Em mercados

Leitura da ata: Economistas apostam até em corte de 100 pontos-base da Selic em fevereiro

Banco Central divulgou nesta terça-feira a ata da última reunião do Comitê de Política Monetária

Ilan Goldfajn
(Lula Marques/Agência PT)

SÃO PAULO - A ata da última reunião do Copom (Comitê de Política Monetária) reforçou no mercado a percepção de que o BC (Banco Central) seguirá com cortes "agressivos" que devem levar a Selic a níveis mais baixos que o esperado anteriormente. Na avaliação da Caixa Asset, o documento mostra um "risco" maior de baixa que de alta da inflação, o que abriria espaço para um ciclo de afrouxamento monetário mais agressivo.

O economista-chefe da SulAmérica Investimentos, Newton Camargo Rosa, avalia que a ata mostra o BC "tranquilo" para continuar com o ciclo de afrouxamento monetário e considera que a ata "deixou claro que a intenção é manter o ritmo de cortes em 75 pontos-base".

Para Jason Vieira, economista-chefe da Infinity Asset Management, a mensagem transmitida do texto é "dovish" e sinaliza a manutenção do ritmo de cortes em 75 pontos-base. "Já parte do mercado começará advogar por cortes ainda mais profundos", afirmou, em relatório distribuído a clientes. Após a publicação do documento, o banco Fator manteve seu call de corte de 100 pontos-base na reunião de fevereiro, com a taxa básica de juros chegando a 9,5% em outubro.

Para a economista-chefe da ARX Investimentos, Solange Srour, a Selic pode chegar a 9,25% ao final de 2017, "se os dados seguirem nesse toada". Ela estima ainda que é possível que o Brasil retome o grau de investimento em breve, mas alerta que "o timing ainda é dúvida".

Em Davos, o ministro da Fazenda, Henrique Meirelles, disse acreditar que o país terá o rating elevado pelas agências de classificação de risco e recuperará o investment grade "antes de 2018.

O documento
O Copom praticamente escreveu "do zero" boa parte da ata da última reunião na semana passada que cortou a Selic em 75 pontos-base. Normalmente feita com base no documento anterior e com ajustes pontuais que permitem ao mercado identificar as novas sinalizações da autoridade monetária para as próximas decisões, o documento desta semana traz pelo menos cinco parágrafos "originais", com informações "frescas" para o mercado digerir.

A ata justifica que a convergência das expectativas inflacionárias para o centro da meta é compatível com a intensificação dos cortes da taxa básica de juros. O ritmo de corte saltou de 25 pontos-base em outubro e dezembro para 75 pontos-base em janeiro. "O Comitê entende que o atual cenário, com um processo de desinflação mais disseminado e atividade econômica aquém do esperado, já torna apropriada a antecipação do ciclo de distensão da política monetária, permitindo o estabelecimento do novo ritmo de flexibilização", diz o texto.

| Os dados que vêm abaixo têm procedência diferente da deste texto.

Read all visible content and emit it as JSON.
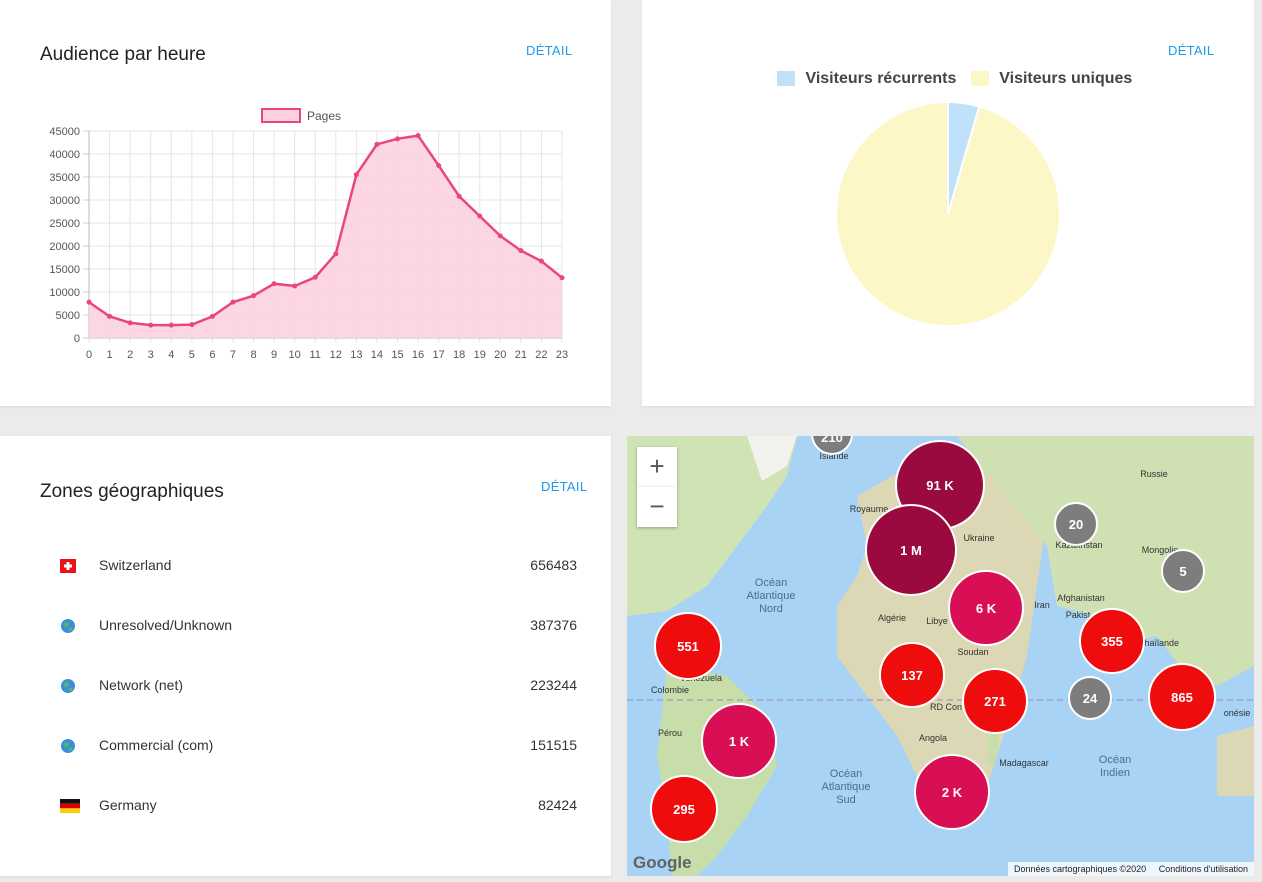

O documento diz ainda que a atividade econômica tem "operado em ritmo mais fraco do que se esperava" e, portanto, a redução da Selic na magnitude atual "permite contribuir para o processo de estabilização e posterior retomada da atividade econômica, sem que se desvie dos objetivos de levar a inflação para a meta de 4,5% em 2017 e 2018".

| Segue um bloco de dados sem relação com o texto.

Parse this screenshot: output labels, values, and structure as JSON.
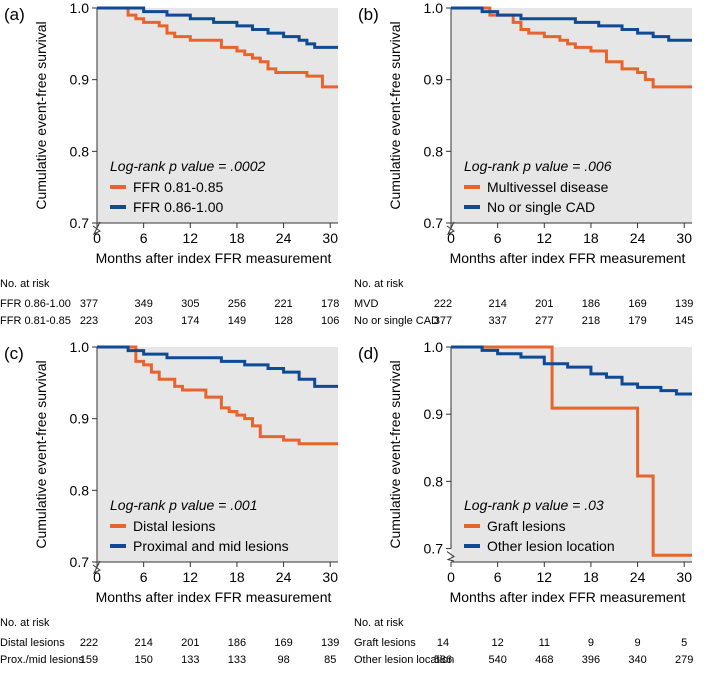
{
  "chart_data": [
    {
      "type": "line",
      "panel_label": "(a)",
      "xlabel": "Months after index FFR measurement",
      "ylabel": "Cumulative event-free survival",
      "xlim": [
        0,
        31
      ],
      "ylim": [
        0.7,
        1.0
      ],
      "xticks": [
        0,
        6,
        12,
        18,
        24,
        30
      ],
      "yticks": [
        "0.7",
        "0.8",
        "0.9",
        "1.0"
      ],
      "annotation": "Log-rank p value = .0002",
      "legend_position": "bottom-left",
      "series": [
        {
          "name": "FFR 0.81-0.85",
          "color": "#e8642c",
          "points": [
            [
              0,
              1.0
            ],
            [
              3,
              1.0
            ],
            [
              4,
              0.99
            ],
            [
              5,
              0.985
            ],
            [
              6,
              0.98
            ],
            [
              8,
              0.975
            ],
            [
              9,
              0.965
            ],
            [
              10,
              0.96
            ],
            [
              12,
              0.955
            ],
            [
              15,
              0.955
            ],
            [
              16,
              0.945
            ],
            [
              18,
              0.94
            ],
            [
              19,
              0.935
            ],
            [
              20,
              0.93
            ],
            [
              21,
              0.925
            ],
            [
              22,
              0.915
            ],
            [
              23,
              0.91
            ],
            [
              27,
              0.905
            ],
            [
              29,
              0.89
            ],
            [
              31,
              0.89
            ]
          ]
        },
        {
          "name": "FFR 0.86-1.00",
          "color": "#0f4a96",
          "points": [
            [
              0,
              1.0
            ],
            [
              5,
              1.0
            ],
            [
              6,
              0.995
            ],
            [
              9,
              0.99
            ],
            [
              12,
              0.985
            ],
            [
              15,
              0.98
            ],
            [
              18,
              0.975
            ],
            [
              20,
              0.97
            ],
            [
              22,
              0.965
            ],
            [
              24,
              0.96
            ],
            [
              26,
              0.955
            ],
            [
              27,
              0.95
            ],
            [
              28,
              0.945
            ],
            [
              31,
              0.945
            ]
          ]
        }
      ],
      "risk_table": {
        "title": "No. at risk",
        "rows": [
          {
            "label": "FFR 0.86-1.00",
            "values": [
              "377",
              "349",
              "305",
              "256",
              "221",
              "178"
            ]
          },
          {
            "label": "FFR 0.81-0.85",
            "values": [
              "223",
              "203",
              "174",
              "149",
              "128",
              "106"
            ]
          }
        ]
      }
    },
    {
      "type": "line",
      "panel_label": "(b)",
      "xlabel": "Months after index FFR measurement",
      "ylabel": "Cumulative event-free survival",
      "xlim": [
        0,
        31
      ],
      "ylim": [
        0.7,
        1.0
      ],
      "xticks": [
        0,
        6,
        12,
        18,
        24,
        30
      ],
      "yticks": [
        "0.7",
        "0.8",
        "0.9",
        "1.0"
      ],
      "annotation": "Log-rank p value = .006",
      "legend_position": "bottom-left",
      "series": [
        {
          "name": "Multivessel disease",
          "color": "#e8642c",
          "points": [
            [
              0,
              1.0
            ],
            [
              3,
              1.0
            ],
            [
              5,
              0.99
            ],
            [
              8,
              0.98
            ],
            [
              9,
              0.97
            ],
            [
              10,
              0.965
            ],
            [
              12,
              0.96
            ],
            [
              14,
              0.955
            ],
            [
              15,
              0.95
            ],
            [
              16,
              0.945
            ],
            [
              18,
              0.94
            ],
            [
              20,
              0.925
            ],
            [
              22,
              0.915
            ],
            [
              24,
              0.91
            ],
            [
              25,
              0.9
            ],
            [
              26,
              0.89
            ],
            [
              31,
              0.89
            ]
          ]
        },
        {
          "name": "No or single CAD",
          "color": "#0f4a96",
          "points": [
            [
              0,
              1.0
            ],
            [
              4,
              0.995
            ],
            [
              6,
              0.99
            ],
            [
              9,
              0.985
            ],
            [
              12,
              0.985
            ],
            [
              16,
              0.98
            ],
            [
              19,
              0.975
            ],
            [
              22,
              0.97
            ],
            [
              24,
              0.965
            ],
            [
              26,
              0.96
            ],
            [
              28,
              0.955
            ],
            [
              31,
              0.955
            ]
          ]
        }
      ],
      "risk_table": {
        "title": "No. at risk",
        "rows": [
          {
            "label": "MVD",
            "values": [
              "222",
              "214",
              "201",
              "186",
              "169",
              "139"
            ]
          },
          {
            "label": "No or single CAD",
            "values": [
              "377",
              "337",
              "277",
              "218",
              "179",
              "145"
            ]
          }
        ]
      }
    },
    {
      "type": "line",
      "panel_label": "(c)",
      "xlabel": "Months after index FFR measurement",
      "ylabel": "Cumulative event-free survival",
      "xlim": [
        0,
        31
      ],
      "ylim": [
        0.7,
        1.0
      ],
      "xticks": [
        0,
        6,
        12,
        18,
        24,
        30
      ],
      "yticks": [
        "0.7",
        "0.8",
        "0.9",
        "1.0"
      ],
      "annotation": "Log-rank p value = .001",
      "legend_position": "bottom-left",
      "series": [
        {
          "name": "Distal lesions",
          "color": "#e8642c",
          "points": [
            [
              0,
              1.0
            ],
            [
              4,
              1.0
            ],
            [
              5,
              0.98
            ],
            [
              6,
              0.975
            ],
            [
              7,
              0.965
            ],
            [
              8,
              0.955
            ],
            [
              10,
              0.945
            ],
            [
              11,
              0.94
            ],
            [
              13,
              0.94
            ],
            [
              14,
              0.93
            ],
            [
              16,
              0.915
            ],
            [
              17,
              0.91
            ],
            [
              18,
              0.905
            ],
            [
              19,
              0.9
            ],
            [
              20,
              0.89
            ],
            [
              21,
              0.875
            ],
            [
              23,
              0.875
            ],
            [
              24,
              0.87
            ],
            [
              26,
              0.865
            ],
            [
              31,
              0.865
            ]
          ]
        },
        {
          "name": "Proximal and mid lesions",
          "color": "#0f4a96",
          "points": [
            [
              0,
              1.0
            ],
            [
              4,
              0.995
            ],
            [
              6,
              0.99
            ],
            [
              9,
              0.985
            ],
            [
              12,
              0.985
            ],
            [
              16,
              0.98
            ],
            [
              19,
              0.975
            ],
            [
              22,
              0.97
            ],
            [
              24,
              0.965
            ],
            [
              26,
              0.955
            ],
            [
              28,
              0.945
            ],
            [
              31,
              0.945
            ]
          ]
        }
      ],
      "risk_table": {
        "title": "No. at risk",
        "rows": [
          {
            "label": "Distal lesions",
            "values": [
              "222",
              "214",
              "201",
              "186",
              "169",
              "139"
            ]
          },
          {
            "label": "Prox./mid lesions",
            "values": [
              "159",
              "150",
              "133",
              "133",
              "98",
              "85"
            ]
          }
        ]
      }
    },
    {
      "type": "line",
      "panel_label": "(d)",
      "xlabel": "Months after index FFR measurement",
      "ylabel": "Cumulative event-free survival",
      "xlim": [
        0,
        31
      ],
      "ylim": [
        0.68,
        1.0
      ],
      "xticks": [
        0,
        6,
        12,
        18,
        24,
        30
      ],
      "yticks": [
        "0.7",
        "0.8",
        "0.9",
        "1.0"
      ],
      "annotation": "Log-rank p value = .03",
      "legend_position": "bottom-left",
      "series": [
        {
          "name": "Graft lesions",
          "color": "#e8642c",
          "points": [
            [
              0,
              1.0
            ],
            [
              13,
              1.0
            ],
            [
              13,
              0.909
            ],
            [
              24,
              0.909
            ],
            [
              24,
              0.808
            ],
            [
              26,
              0.808
            ],
            [
              26,
              0.69
            ],
            [
              31,
              0.69
            ]
          ]
        },
        {
          "name": "Other lesion location",
          "color": "#0f4a96",
          "points": [
            [
              0,
              1.0
            ],
            [
              4,
              0.995
            ],
            [
              6,
              0.99
            ],
            [
              9,
              0.985
            ],
            [
              12,
              0.975
            ],
            [
              15,
              0.97
            ],
            [
              18,
              0.96
            ],
            [
              20,
              0.955
            ],
            [
              22,
              0.945
            ],
            [
              24,
              0.94
            ],
            [
              26,
              0.94
            ],
            [
              27,
              0.935
            ],
            [
              29,
              0.93
            ],
            [
              31,
              0.93
            ]
          ]
        }
      ],
      "risk_table": {
        "title": "No. at risk",
        "rows": [
          {
            "label": "Graft lesions",
            "values": [
              "14",
              "12",
              "11",
              "9",
              "9",
              "5"
            ]
          },
          {
            "label": "Other lesion location",
            "values": [
              "586",
              "540",
              "468",
              "396",
              "340",
              "279"
            ]
          }
        ]
      }
    }
  ]
}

Os integrantes do Copom consideraram ainda, segundo a ata, que o corte mais intenso nos juros era "compatível" a comunicação que vinham estabelecendo com o mercado e "melhor transmite a racionalidade econômica que guia" as decisões. Olhando á frente, a ata afirma que "a extensão do ciclo e possíveis revisões no ritmo de flexibilização continuarão dependendo das projeções e expectativas de inflação e da evolução dos fatores de risco".